One of the metaphors that I was introduced to around this time was the "heart and the wall". It was a way of 'externalising' the problem, deliberately choosing who you allowed access to precious parts of yourself, and also ways to block those who might not have the best intentions for you. What I am still working through in my own mind is how you stay aware of what your wall might be doing (often without permission). The tricky bit is that sometimes certain people can see straight through your wall to your heart, and you may feel compelled to drop the wall completely for a range of reasons, but mostly because you may believe that there is no point pretending about what's behind a seemingly glass wall.

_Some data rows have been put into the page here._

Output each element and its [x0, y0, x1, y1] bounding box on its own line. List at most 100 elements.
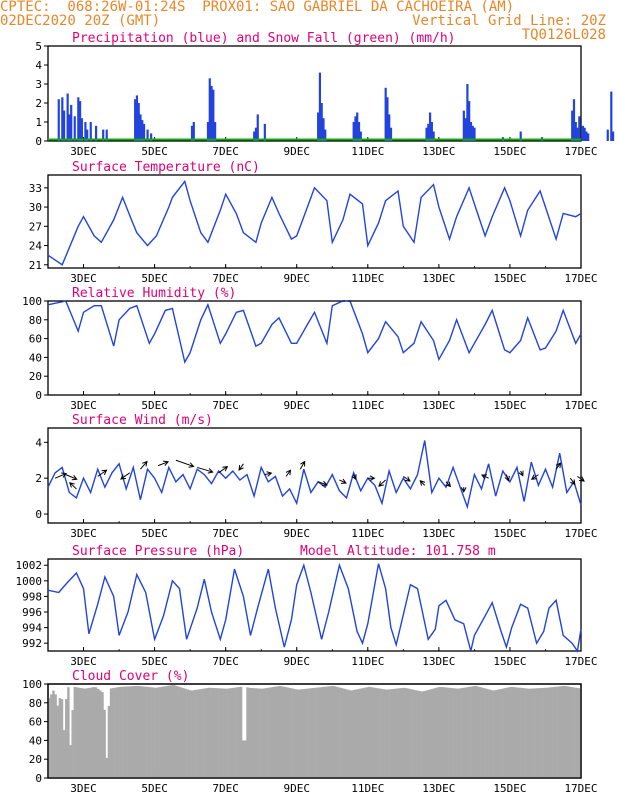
precip-bar	[388, 114, 391, 141]
cloud-cover-bar	[395, 688, 398, 778]
wind-arrow	[419, 479, 426, 486]
cloud-cover-bar	[386, 689, 390, 778]
cloud-cover-bar	[62, 730, 66, 778]
wind-xtick-label: 15DEC	[493, 527, 526, 540]
humidity-ytick-label: 40	[29, 351, 42, 364]
cloud-bars	[48, 685, 582, 778]
precip-bar	[462, 110, 465, 141]
precip-bar	[70, 104, 73, 141]
cloud-cover-bar	[320, 687, 324, 778]
cloud-cover-bar	[393, 688, 396, 778]
precip-bar	[464, 118, 467, 141]
humidity-ytick-label: 60	[29, 333, 42, 346]
wind-arrow	[504, 474, 510, 482]
precip-bar	[263, 123, 266, 141]
cloud-frame-overlay	[47, 683, 582, 779]
precip-bar	[352, 122, 355, 141]
cloud-cover-bar	[101, 692, 104, 778]
wind-arrow	[69, 482, 77, 490]
cloud-cover-bar	[265, 688, 268, 778]
cloud-xtick-label: 5DEC	[141, 782, 168, 795]
temperature-frame	[47, 174, 582, 269]
precip-bar	[139, 114, 142, 141]
wind-arrow	[555, 462, 562, 470]
cloud-cover-bar	[139, 686, 143, 778]
cloud-cover-bar	[222, 688, 226, 778]
precip-frame	[47, 45, 582, 142]
temperature-ytick-label: 24	[29, 240, 43, 253]
cloud-cover-bar	[301, 689, 305, 778]
precip-ytick-label: 4	[35, 59, 42, 72]
wind-arrow	[140, 460, 148, 470]
cloud-cover-bar	[273, 686, 277, 778]
temperature-xtick-label: 3DEC	[70, 272, 97, 285]
precip-bar	[84, 122, 87, 141]
pressure-title: Surface Pressure (hPa)	[72, 544, 244, 559]
cloud-cover-bar	[346, 689, 349, 778]
temperature-ytick-label: 27	[29, 220, 42, 233]
precip-bar	[583, 127, 586, 141]
cloud-cover-bar	[369, 687, 373, 778]
cloud-cover-bar	[416, 690, 420, 778]
cloud-xtick-label: 11DEC	[351, 782, 384, 795]
temperature-title: Surface Temperature (nC)	[72, 160, 260, 175]
cloud-cover-bar	[131, 686, 134, 778]
cloud-cover-bar	[229, 688, 232, 778]
cloud-cover-bar	[94, 687, 98, 778]
cloud-cover-bar	[521, 688, 524, 778]
cloud-cover-bar	[122, 686, 126, 778]
cloud-cover-bar	[578, 688, 582, 778]
precip-bar	[66, 93, 69, 141]
cloud-cover-bar	[529, 688, 533, 778]
precip-bar	[73, 116, 76, 141]
cloud-cover-bar	[107, 705, 111, 778]
cloud-cover-bar	[425, 690, 428, 778]
cloud-cover-bar	[67, 687, 70, 778]
wind-ytick-label: 4	[35, 436, 42, 449]
cloud-cover-bar	[551, 687, 554, 778]
humidity-ytick-label: 80	[29, 314, 42, 327]
precip-bar	[466, 84, 469, 141]
cloud-cover-bar	[99, 690, 102, 778]
wind-arrow	[577, 475, 585, 482]
cloud-cover-bar	[114, 687, 117, 778]
cloud-cover-bar	[129, 686, 132, 778]
wind-ytick-label: 0	[35, 508, 42, 521]
cloud-cover-bar	[525, 688, 528, 778]
cloud-ytick-label: 60	[29, 716, 42, 729]
wind-arrow	[445, 481, 452, 488]
cloud-cover-bar	[282, 686, 285, 778]
wind-arrow	[530, 474, 539, 480]
cloud-cover-bar	[150, 687, 153, 778]
precip-bar	[142, 123, 146, 141]
precip-xtick-label: 15DEC	[493, 145, 526, 158]
precip-bar	[587, 133, 590, 141]
humidity-xtick-label: 11DEC	[351, 399, 384, 412]
cloud-cover-bar	[572, 687, 575, 778]
cloud-cover-bar	[472, 686, 475, 778]
cloud-cover-bar	[182, 688, 185, 778]
cloud-cover-bar	[54, 694, 57, 778]
cloud-cover-bar	[146, 686, 149, 778]
cloud-cover-bar	[137, 685, 140, 778]
precip-bar	[356, 112, 359, 141]
wind-arrow	[299, 460, 306, 470]
cloud-cover-bar	[120, 686, 123, 778]
cloud-cover-bar	[73, 686, 77, 778]
cloud-cover-bar	[199, 689, 202, 778]
cloud-cover-bar	[118, 686, 121, 778]
cloud-cover-bar	[397, 688, 401, 778]
cloud-cover-bar	[133, 686, 136, 778]
cloud-cover-bar	[111, 688, 115, 778]
precip-bar	[389, 127, 393, 141]
temperature-xtick-label: 17DEC	[564, 272, 597, 285]
wind-arrow	[264, 471, 273, 477]
precip-bar	[519, 131, 522, 141]
precip-bar	[576, 127, 579, 141]
pressure-ytick-label: 996	[22, 606, 42, 619]
cloud-cover-bar	[160, 686, 164, 778]
wind-arrow	[378, 479, 386, 487]
cloud-cover-bar	[453, 688, 456, 778]
cloud-cover-bar	[557, 686, 560, 778]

But, what if from the other side of the glass there are distortions of how it really is in there (the heart feels, tastes, and has a special aroma on the inside) and so trying to explain it in words never quite captures the complexities of what it's like to live in there. Sometimes it's beautiful and warm, and soft. Other times scary and cold (all the time knowing that it's very precious - life itself - soul stuff - dare I say , a bit spiritual even). So sometimes it's important to not attempt an explanation, but live the knowing with as much integrity as you can muster, even though it may appear altogether different from the other side of the wall.
We heard complex stories, did some practice at protecting hearts, and at the same time assessing who may be worthy of an inside tour (blood and all), and that even though not all will approve of the contents and attributes, it's really worth taking the risk to be known - the 'alternative story', my story.

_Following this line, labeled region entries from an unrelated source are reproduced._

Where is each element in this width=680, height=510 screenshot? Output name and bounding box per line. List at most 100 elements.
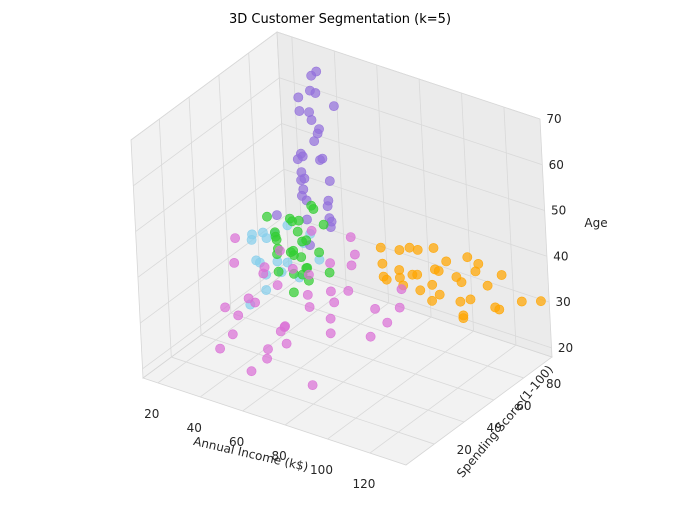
data-point-cluster-4 xyxy=(370,303,380,314)
y-gridline-left xyxy=(248,52,262,291)
data-point-cluster-5 xyxy=(427,295,437,306)
data-point-cluster-5 xyxy=(394,272,405,283)
data-point-cluster-4 xyxy=(346,260,357,271)
y-gridline-left xyxy=(158,119,172,358)
x-tick-label: 80 xyxy=(271,449,286,463)
data-point-cluster-3 xyxy=(271,234,282,245)
data-point-cluster-5 xyxy=(462,252,473,263)
data-point-cluster-3 xyxy=(324,267,335,278)
data-point-cluster-1 xyxy=(257,227,268,238)
data-point-cluster-5 xyxy=(516,296,527,307)
data-point-cluster-5 xyxy=(458,310,469,321)
data-point-cluster-5 xyxy=(407,269,418,280)
z-tick-label: 40 xyxy=(553,249,568,263)
data-point-cluster-4 xyxy=(272,280,283,291)
data-point-cluster-5 xyxy=(404,242,415,253)
tick-labels: 20 40 60 80 100 120 20 40 60 80 20 30 40 50 60 70 xyxy=(144,112,573,491)
x-gridline-back xyxy=(333,50,347,289)
data-point-cluster-4 xyxy=(215,343,225,354)
data-point-cluster-4 xyxy=(262,353,272,364)
data-point-cluster-2 xyxy=(323,195,334,206)
data-point-cluster-4 xyxy=(302,289,313,300)
chart-title: 3D Customer Segmentation (k=5) xyxy=(229,12,451,27)
data-point-cluster-4 xyxy=(365,331,376,342)
data-point-cluster-5 xyxy=(473,258,484,269)
z-gridline-left xyxy=(130,31,278,141)
data-point-cluster-4 xyxy=(325,313,336,324)
data-point-cluster-2 xyxy=(271,210,282,220)
data-point-cluster-3 xyxy=(288,287,299,298)
data-point-cluster-5 xyxy=(375,242,386,253)
data-point-cluster-3 xyxy=(301,235,312,246)
data-point-cluster-5 xyxy=(536,296,546,307)
data-point-cluster-2 xyxy=(302,214,312,225)
x-gridline-floor xyxy=(369,344,517,454)
x-gridline-back xyxy=(418,78,432,318)
data-point-cluster-4 xyxy=(250,297,260,308)
data-point-cluster-5 xyxy=(490,302,501,313)
z-axis-label: Age xyxy=(584,216,607,230)
x-gridline-floor xyxy=(284,316,432,426)
data-point-cluster-2 xyxy=(298,184,309,195)
data-point-cluster-3 xyxy=(293,215,304,226)
x-tick-label: 120 xyxy=(352,477,375,491)
y-tick-label: 20 xyxy=(457,443,472,457)
data-point-cluster-4 xyxy=(246,366,257,377)
data-point-cluster-4 xyxy=(274,245,285,256)
data-point-cluster-4 xyxy=(325,328,336,339)
z-tick-label: 60 xyxy=(549,158,564,172)
x-gridline-floor xyxy=(157,274,305,384)
data-point-cluster-5 xyxy=(433,266,444,276)
data-point-cluster-4 xyxy=(220,302,230,313)
x-tick-label: 60 xyxy=(229,435,244,449)
data-point-cluster-5 xyxy=(378,271,389,282)
data-point-cluster-3 xyxy=(273,266,284,277)
y-tick-label: 40 xyxy=(486,421,501,435)
x-tick-label: 100 xyxy=(310,463,333,477)
y-gridline-left xyxy=(218,74,232,313)
data-point-cluster-5 xyxy=(456,277,467,288)
z-tick-label: 30 xyxy=(556,295,571,309)
y-tick-label: 60 xyxy=(516,399,531,413)
data-point-cluster-3 xyxy=(306,200,317,211)
x-gridline-back xyxy=(503,107,517,346)
data-point-cluster-2 xyxy=(310,88,321,98)
data-point-cluster-2 xyxy=(324,213,335,224)
z-tick-label: 70 xyxy=(546,112,561,126)
data-point-cluster-5 xyxy=(415,285,426,296)
data-point-cluster-4 xyxy=(396,284,407,295)
y-tick-label: 80 xyxy=(546,377,561,391)
data-point-cluster-3 xyxy=(314,247,324,258)
x-tick-label: 20 xyxy=(144,407,159,421)
data-point-cluster-5 xyxy=(434,289,445,300)
data-point-cluster-5 xyxy=(482,280,493,291)
z-gridline-left xyxy=(135,123,282,232)
y-gridline-floor xyxy=(260,290,524,379)
data-point-cluster-4 xyxy=(227,329,238,340)
z-gridline-back xyxy=(281,123,545,211)
data-point-cluster-4 xyxy=(263,344,273,354)
data-point-cluster-5 xyxy=(441,256,452,267)
y-gridline-left xyxy=(188,97,202,336)
data-point-cluster-5 xyxy=(496,270,507,280)
data-point-cluster-2 xyxy=(297,151,308,162)
data-point-cluster-2 xyxy=(304,107,314,117)
data-point-cluster-5 xyxy=(427,279,438,290)
data-point-cluster-1 xyxy=(282,257,293,268)
data-point-cluster-4 xyxy=(307,380,318,390)
data-point-cluster-1 xyxy=(247,229,257,240)
data-point-cluster-4 xyxy=(345,232,356,242)
y-gridline-floor xyxy=(200,334,465,423)
data-point-cluster-2 xyxy=(299,173,310,184)
data-point-cluster-5 xyxy=(428,243,439,253)
data-point-cluster-4 xyxy=(394,302,405,313)
data-point-cluster-4 xyxy=(343,285,354,296)
data-point-cluster-4 xyxy=(281,338,292,349)
data-point-cluster-5 xyxy=(412,244,423,255)
z-tick-label: 50 xyxy=(551,204,566,218)
data-point-cluster-4 xyxy=(306,225,317,236)
data-point-cluster-5 xyxy=(455,296,466,307)
data-point-cluster-3 xyxy=(285,247,296,258)
data-point-cluster-4 xyxy=(230,233,240,243)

Back to Amy and Pete. I will always love how they attempt to describe their hearts in words and beautiful music. I don't mind if their personal hearts might be a bit messy. I love their art, it triggers my need to sing, perform, and believe that beauty isn't always perfect ...little tiny feelings make a big difference
Sing with you soon
Footnote - "White and Epston base their therapy on the assumption that people experience problems when the stories of their lives, as they or others have invented them, do not sufficiently represent their lived experience. Therapy then becomes a process of storying or restorying the lives and experiences of these people. In this way narrative comes to play a central role in therapy. Both authors share delightful examples of a storied therapy that privileges a person’s lived experience, inviting a reflexive posture and encouraging a sense of authorship and reauthorship of one’s experiences and relationships in the telling and retelling of one’s story."